In the past, I was naive to think that it was nothing more than calculating the distance one by one, and then comparing them out. When there were a lot of users accessing the database and there was a lot of latitude and longitude information in the database, the rapid increase in computing workload can make the server completely dumb, or the experience of the old generation is richer than ours, which gives me a lot of inspiration. SQL statement query latitude and longitude range
specify a latitude and longitude, and specify a range value (in kilometers ), find the data in the range around the latitude and longitude.
longitude: 113.914619
latitude: 22.50128
range: 2 km
longpolling is the longitude field of the data table
latitude is the latitude field of the data table
SQL passed the test in MySQL. Other databases may need to modify
the SQL statement is as follows:
select * from location where SQRT (113.914619-longpolling) * Pi () * 12656 * Cos (22.50128 + latitude)/2) * Pi ()/180)/180) * (113.914619-longpolling) * Pi () * 12656 * Cos (22.50128 + latitude)/2) * Pi () /180)/180) + (22.50128-latitude) * Pi () * 12656/180) * (22.50128-latitude) * Pi () * 12656/180 ))) <2
MySQL performance tuning-distance using faster Algorithms
Recently, I encountered a problem. Through continuous attempts, I finally optimized the query of a sentence that originally occupied nearly 1 second to 0.01 seconds, improving the efficiency by 100 times.
The problem is that there is a MySQL DATA table that stores the longitude and latitude information of the user's place of residence. The table structure can be simplified to: ID (INT), longpolling (long), latitude () Long. one function in the Business System is to find the remaining users closest to a user.CodeAnalysis, we can confirm that the original practice is basically like this:
// Coordinates of the user to be queried
$ Lat = 20 ; $ Lon = 20 ; // Run the query to calculate the distance between the user and all other users, and retrieve the latest 10 $ SQL statements. = ' Select * From users_location order by ACOs (sin (( ' . $ Lat. ' * 3.1415)/180) * sin (latitude * 3.1415)/180) + cos (( ' . $ Lat. ' * 3.1415)/180) * Cos (latitude * 3.1415)/180) * Cos (( ' . $ Lon. ' * 3.1415)/180-(longpolling * 3.1415)/180) * 6380 ASC limit 10 ' ;
However, the execution speed of this SQL statement is very slow.

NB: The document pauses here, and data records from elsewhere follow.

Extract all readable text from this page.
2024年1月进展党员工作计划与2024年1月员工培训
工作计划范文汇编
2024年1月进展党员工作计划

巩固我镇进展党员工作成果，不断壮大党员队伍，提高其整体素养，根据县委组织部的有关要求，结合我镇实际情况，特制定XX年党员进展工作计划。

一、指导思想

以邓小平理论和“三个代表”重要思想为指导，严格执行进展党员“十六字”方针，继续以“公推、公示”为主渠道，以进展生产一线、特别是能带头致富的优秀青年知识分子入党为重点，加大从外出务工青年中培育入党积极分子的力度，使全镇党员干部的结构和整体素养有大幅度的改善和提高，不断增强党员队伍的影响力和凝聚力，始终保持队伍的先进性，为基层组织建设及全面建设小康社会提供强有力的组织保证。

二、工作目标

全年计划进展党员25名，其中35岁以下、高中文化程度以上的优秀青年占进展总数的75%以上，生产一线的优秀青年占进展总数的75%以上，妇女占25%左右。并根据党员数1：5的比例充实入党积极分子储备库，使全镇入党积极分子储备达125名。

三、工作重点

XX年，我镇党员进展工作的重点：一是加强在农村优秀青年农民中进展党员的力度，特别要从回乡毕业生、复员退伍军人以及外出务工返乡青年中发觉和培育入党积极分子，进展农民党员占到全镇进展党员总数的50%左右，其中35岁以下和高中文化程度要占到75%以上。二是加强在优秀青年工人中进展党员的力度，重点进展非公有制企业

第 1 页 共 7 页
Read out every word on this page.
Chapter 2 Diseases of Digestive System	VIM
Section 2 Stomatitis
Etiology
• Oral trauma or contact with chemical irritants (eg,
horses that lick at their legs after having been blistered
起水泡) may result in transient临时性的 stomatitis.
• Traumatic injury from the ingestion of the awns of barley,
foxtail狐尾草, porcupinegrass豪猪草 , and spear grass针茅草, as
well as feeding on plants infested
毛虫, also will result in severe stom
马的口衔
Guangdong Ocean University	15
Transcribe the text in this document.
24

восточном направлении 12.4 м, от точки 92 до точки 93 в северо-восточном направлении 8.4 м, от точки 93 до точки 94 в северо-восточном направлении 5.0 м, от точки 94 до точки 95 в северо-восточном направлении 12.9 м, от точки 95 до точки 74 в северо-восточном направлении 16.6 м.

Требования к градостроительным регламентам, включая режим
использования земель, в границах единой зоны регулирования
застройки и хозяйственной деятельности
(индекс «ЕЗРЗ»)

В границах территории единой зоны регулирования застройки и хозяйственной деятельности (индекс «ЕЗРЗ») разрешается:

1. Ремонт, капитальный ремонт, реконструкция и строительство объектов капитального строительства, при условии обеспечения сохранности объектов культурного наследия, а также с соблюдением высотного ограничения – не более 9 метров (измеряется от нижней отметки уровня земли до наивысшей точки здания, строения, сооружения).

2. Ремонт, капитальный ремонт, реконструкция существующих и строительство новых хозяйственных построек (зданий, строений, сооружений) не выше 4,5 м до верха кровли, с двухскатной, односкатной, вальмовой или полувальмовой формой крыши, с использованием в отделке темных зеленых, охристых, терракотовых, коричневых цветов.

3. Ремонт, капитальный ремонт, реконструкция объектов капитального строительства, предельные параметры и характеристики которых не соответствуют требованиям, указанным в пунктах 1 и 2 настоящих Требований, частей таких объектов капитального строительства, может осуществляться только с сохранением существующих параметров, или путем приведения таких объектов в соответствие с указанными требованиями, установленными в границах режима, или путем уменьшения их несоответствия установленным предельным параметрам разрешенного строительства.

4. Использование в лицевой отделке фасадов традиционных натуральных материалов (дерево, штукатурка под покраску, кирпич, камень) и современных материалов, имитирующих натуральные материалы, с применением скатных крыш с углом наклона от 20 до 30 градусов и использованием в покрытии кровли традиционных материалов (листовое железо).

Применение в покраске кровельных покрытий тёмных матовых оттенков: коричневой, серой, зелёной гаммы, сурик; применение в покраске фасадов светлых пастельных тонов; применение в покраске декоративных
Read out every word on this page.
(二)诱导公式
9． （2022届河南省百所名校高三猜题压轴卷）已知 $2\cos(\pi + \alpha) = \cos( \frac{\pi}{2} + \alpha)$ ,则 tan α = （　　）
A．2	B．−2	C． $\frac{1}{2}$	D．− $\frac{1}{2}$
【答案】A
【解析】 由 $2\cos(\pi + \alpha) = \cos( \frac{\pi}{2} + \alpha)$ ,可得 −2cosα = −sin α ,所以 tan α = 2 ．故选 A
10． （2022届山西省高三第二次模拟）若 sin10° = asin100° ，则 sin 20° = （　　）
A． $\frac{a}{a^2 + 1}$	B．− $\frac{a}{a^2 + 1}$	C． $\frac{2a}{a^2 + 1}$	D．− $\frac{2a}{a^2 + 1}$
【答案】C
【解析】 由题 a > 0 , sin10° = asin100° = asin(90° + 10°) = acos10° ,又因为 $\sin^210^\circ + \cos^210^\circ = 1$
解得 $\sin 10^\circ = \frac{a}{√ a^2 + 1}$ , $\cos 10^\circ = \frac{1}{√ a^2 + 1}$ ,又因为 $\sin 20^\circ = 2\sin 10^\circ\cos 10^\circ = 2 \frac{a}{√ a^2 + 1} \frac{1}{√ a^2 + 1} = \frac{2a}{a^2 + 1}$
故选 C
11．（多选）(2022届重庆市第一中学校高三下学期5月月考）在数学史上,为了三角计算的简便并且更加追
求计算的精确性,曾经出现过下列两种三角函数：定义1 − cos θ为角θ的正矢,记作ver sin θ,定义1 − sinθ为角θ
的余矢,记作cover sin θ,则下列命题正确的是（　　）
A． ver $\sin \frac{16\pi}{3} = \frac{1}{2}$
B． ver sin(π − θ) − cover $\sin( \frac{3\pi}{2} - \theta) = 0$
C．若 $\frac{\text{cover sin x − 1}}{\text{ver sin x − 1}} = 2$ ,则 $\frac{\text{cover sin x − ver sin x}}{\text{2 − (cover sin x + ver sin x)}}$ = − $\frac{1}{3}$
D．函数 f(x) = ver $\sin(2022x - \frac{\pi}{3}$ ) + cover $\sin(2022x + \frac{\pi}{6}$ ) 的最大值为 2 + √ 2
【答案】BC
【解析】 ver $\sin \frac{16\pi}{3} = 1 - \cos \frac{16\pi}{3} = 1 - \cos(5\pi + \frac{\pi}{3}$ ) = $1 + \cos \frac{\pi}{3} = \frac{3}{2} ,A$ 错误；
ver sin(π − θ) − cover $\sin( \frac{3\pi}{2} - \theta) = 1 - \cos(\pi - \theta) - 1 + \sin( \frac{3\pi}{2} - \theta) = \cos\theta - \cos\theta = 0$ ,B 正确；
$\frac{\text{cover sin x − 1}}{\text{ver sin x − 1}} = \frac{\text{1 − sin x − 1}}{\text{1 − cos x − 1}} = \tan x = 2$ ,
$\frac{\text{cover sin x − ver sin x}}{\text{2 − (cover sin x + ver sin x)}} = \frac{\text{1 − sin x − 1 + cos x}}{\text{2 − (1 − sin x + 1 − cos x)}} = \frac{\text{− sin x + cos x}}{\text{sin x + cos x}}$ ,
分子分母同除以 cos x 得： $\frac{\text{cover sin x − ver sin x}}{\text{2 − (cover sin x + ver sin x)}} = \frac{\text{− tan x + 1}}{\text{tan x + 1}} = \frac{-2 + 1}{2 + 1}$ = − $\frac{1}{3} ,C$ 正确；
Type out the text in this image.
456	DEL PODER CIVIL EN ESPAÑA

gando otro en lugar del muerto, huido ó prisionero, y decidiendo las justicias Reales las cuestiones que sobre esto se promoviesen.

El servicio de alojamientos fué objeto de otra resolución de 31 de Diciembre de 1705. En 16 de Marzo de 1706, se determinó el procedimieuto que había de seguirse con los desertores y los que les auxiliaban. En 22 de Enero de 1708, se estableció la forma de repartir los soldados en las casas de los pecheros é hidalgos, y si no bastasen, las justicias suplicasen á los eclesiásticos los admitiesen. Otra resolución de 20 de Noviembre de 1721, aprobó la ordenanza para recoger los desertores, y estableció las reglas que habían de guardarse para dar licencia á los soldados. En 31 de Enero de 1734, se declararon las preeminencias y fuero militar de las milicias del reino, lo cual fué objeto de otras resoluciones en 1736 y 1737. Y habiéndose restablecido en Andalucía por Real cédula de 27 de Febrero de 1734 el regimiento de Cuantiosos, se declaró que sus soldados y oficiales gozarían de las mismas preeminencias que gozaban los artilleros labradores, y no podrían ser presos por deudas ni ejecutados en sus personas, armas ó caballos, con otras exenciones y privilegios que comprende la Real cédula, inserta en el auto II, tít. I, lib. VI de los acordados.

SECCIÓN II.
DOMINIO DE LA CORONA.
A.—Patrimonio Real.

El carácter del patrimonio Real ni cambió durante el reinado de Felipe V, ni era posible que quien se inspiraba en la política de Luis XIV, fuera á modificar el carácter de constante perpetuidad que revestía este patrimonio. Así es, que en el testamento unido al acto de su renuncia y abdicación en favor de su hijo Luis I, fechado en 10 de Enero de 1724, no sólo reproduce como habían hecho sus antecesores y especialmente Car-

It takes nearly one second to return the result. It should be because the substatements in order use too many mathematical formulas, the overall operation speed is reduced.
In actual use, it is unlikely that the distance between the user and all other users needs to be calculated and then sorted. When the number of users reaches a certain level, you can search in a small range instead of all users.
Therefore, in this example, I added four where conditions to calculate the distance between users whose longitude and latitude are greater than or less than the user's 1 degree (111 km) range, at the same time, the longitude and latitude columns in the data table are indexed to optimize the speed at which the where statement is executed.
The final SQL statement is as follows:
$ SQL = ' Select * From users_location where latitude> ' . $ Lat. ' -1 and latitude < ' . $ Lat. ' + 1 and longpolling> ' . $ Lon. ' -1 and longpolling < ' . $ Lon. ' + 1 order by ACOs (sin (( ' . $ Lat. ' * 3.1415)/180) * sin (latitude * 3.1415)/180) + cos (( ' . $ Lat. ' * 3.1415)/180) * Cos (latitude * 3.1415)/180) * Cos (( ' . $ Lon. ' * 3.1415)/180-(longpolling * 3.1415)/180) * 6380 ASC limit 10 ' ;
The optimized SQL statements greatly increase the running speed and, in some cases, even increase by 100 times. This method can also be applied to other places to narrow the SQL query scope from the business perspective.